DHQ: Digital Humanities Quarterly
2020
Volume 14 Number 2
2020 14.2  |  XMLPDFPrint

Remembering Stéfan Sinclair

DHQ editorial team <editors_at_digitalhumanities_dot_org>, Association for Computers and the Humanities

Abstract

An obituary and remembrance of Stéfan Sinclair, one of the founding editorial team for Digital Humanities Quarterly.

Remembering Stéfan Sinclair

With great sadness and affection, the DHQ team remembers Stéfan Sinclair, who passed away on August 6, 2020 after a long illness. Stéfan was a treasured colleague and friend, and his many contributions to the digital humanities community include key tools like Voyant and BonPatron, infrastructure like TAPoR, long-time professional service to the Association for Computers and the Humanities and the Alliance of Digital Humanities Organizations, and good ideas that were never realized, such as a journal devoted to critical tool reviews. A full obituary can be found at the CSDH-SCHN site.

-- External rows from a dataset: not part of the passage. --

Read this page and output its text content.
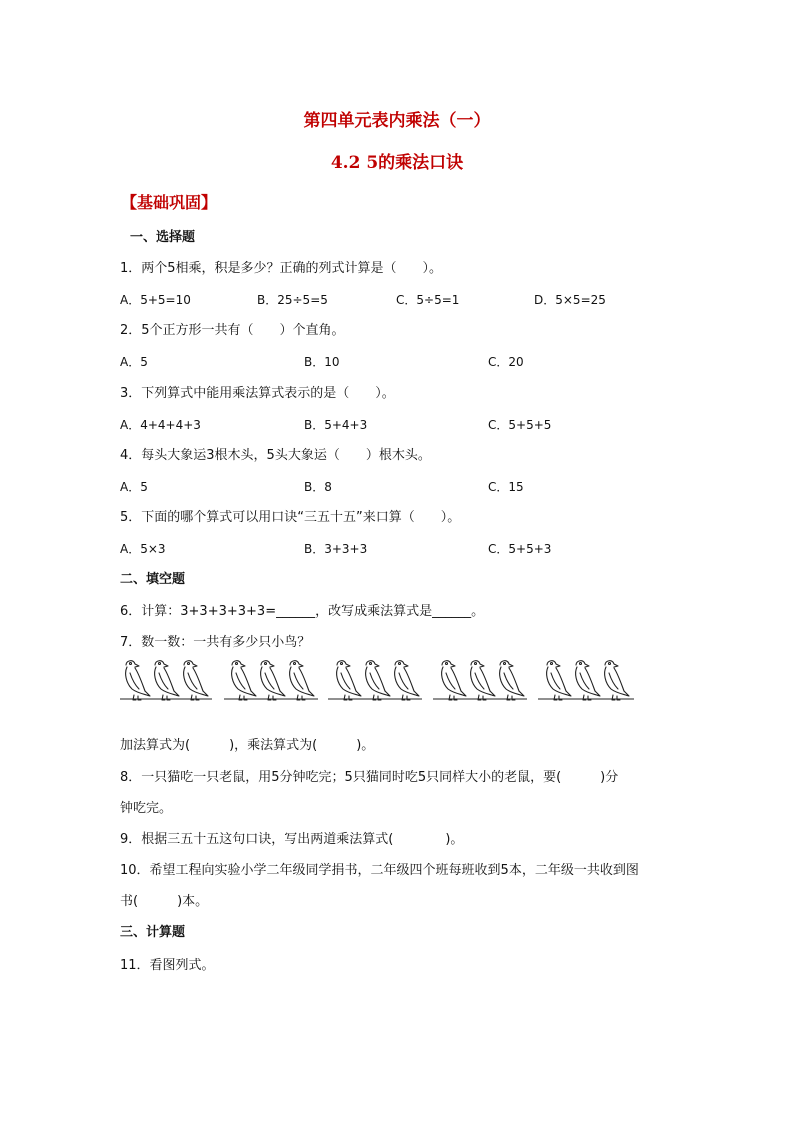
第四单元表内乘法（一）
4.2 5的乘法口诀
【基础巩固】
一、选择题
1．两个5相乘，积是多少？正确的列式计算是（　　）。
A．5+5=10	B．25÷5=5	C．5÷5=1	D．5×5=25
2．5个正方形一共有（　　）个直角。
A．5	B．10	C．20
3．下列算式中能用乘法算式表示的是（　　）。
A．4+4+4+3	B．5+4+3	C．5+5+5
4．每头大象运3根木头，5头大象运（　　）根木头。
A．5	B．8	C．15
5．下面的哪个算式可以用口诀“三五十五”来口算（　　）。
A．5×3	B．3+3+3	C．5+5+3
二、填空题
6．计算：3+3+3+3+3=______，改写成乘法算式是______。
7．数一数：一共有多少只小鸟？
加法算式为(　　　)，乘法算式为(　　　)。
8．一只猫吃一只老鼠，用5分钟吃完；5只猫同时吃5只同样大小的老鼠，要(　　　)分
钟吃完。
9．根据三五十五这句口诀，写出两道乘法算式(　　　　)。
10．希望工程向实验小学二年级同学捐书，二年级四个班每班收到5本，二年级一共收到图
书(　　　)本。
三、计算题
11．看图列式。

                            A photograph of Stéfan Sinclair.
Figure 1. 
Stéfan at the Digital Humanities Summer Institute, University of Victoria, 2010. © 2010 Syd Bauman, available via CC BY-SA 4.0
Stéfan was a member of DHQ’s founding editorial team in 2005, and remained an energetic, thoughtful, and generous contributor to the journal until his death. A review of the journal’s early development discussions shows him by turns supportive, enthusiastic, engaged, ingenious, diplomatic, and deeply hands-on with things as varied as setting up a wiki space, planning out a DHQ blog, providing useful advice on server arrangements, and advising on journal indexing services. He was passionate about multilingualism and encouraged us to be ambitious even long before we had the capacity to act on his ideas. And he was deeply supportive of early career scholars, and eager to engage new voices in DHQ activities. His deeply collaborative scholarship is evident in his various DHQ publications, all of them co-authored: “Introducing DREaM (Distant Reading Early Modernity)”; “Visualizing Theatrical Text: From Watching the Script to the Simulated Environment for Theatre (SET)”; “Designing Data Mining Droplets: New Interface Objects for the Humanities Scholar”; “Tremendous Mechanical Labor: Father Busa’s Algorithm”; and “Anatomy of Tools”, forthcoming in the DHQ special issue on Tools Criticism.
On the whimsical side, Stéfan was a key contributor to DHQ’s April Fool’s Day prank in 2014, in which we substituted Voyant word cloud visualizations for the text of all DHQ articles, and posted an announcement that “DHQ will no longer publish scholarly articles in verbal form. Instead, articles will be processed through Voyant Tools and summarized as a set of visualizations which will be published as a surrogate for the article.” Characteristically, he also anticipated the need to support serious use of DHQ, even on April 1, and devised a clever way to stage the joke and also offer access to the full article text so that no one was inconvenienced by our foolishness.
A screenshot image of a tweet by Stéfan Sinclair, circulating DHQ's April Fool's Day joke on April 1, 2014.
Figure 2. 
Stéfan's tweet on April 1, 2014
Responses from the digital humanities community were satisfyingly irate, and then appreciative. And the experiment also showed how well and how sociably Stéfan had built Voyant: it was wonderfully simple to retrieve the word clouds from the Voyant API and embed them in the DHQ interface.
We will remember Stéfan with deep fondness in all of our future work on DHQ.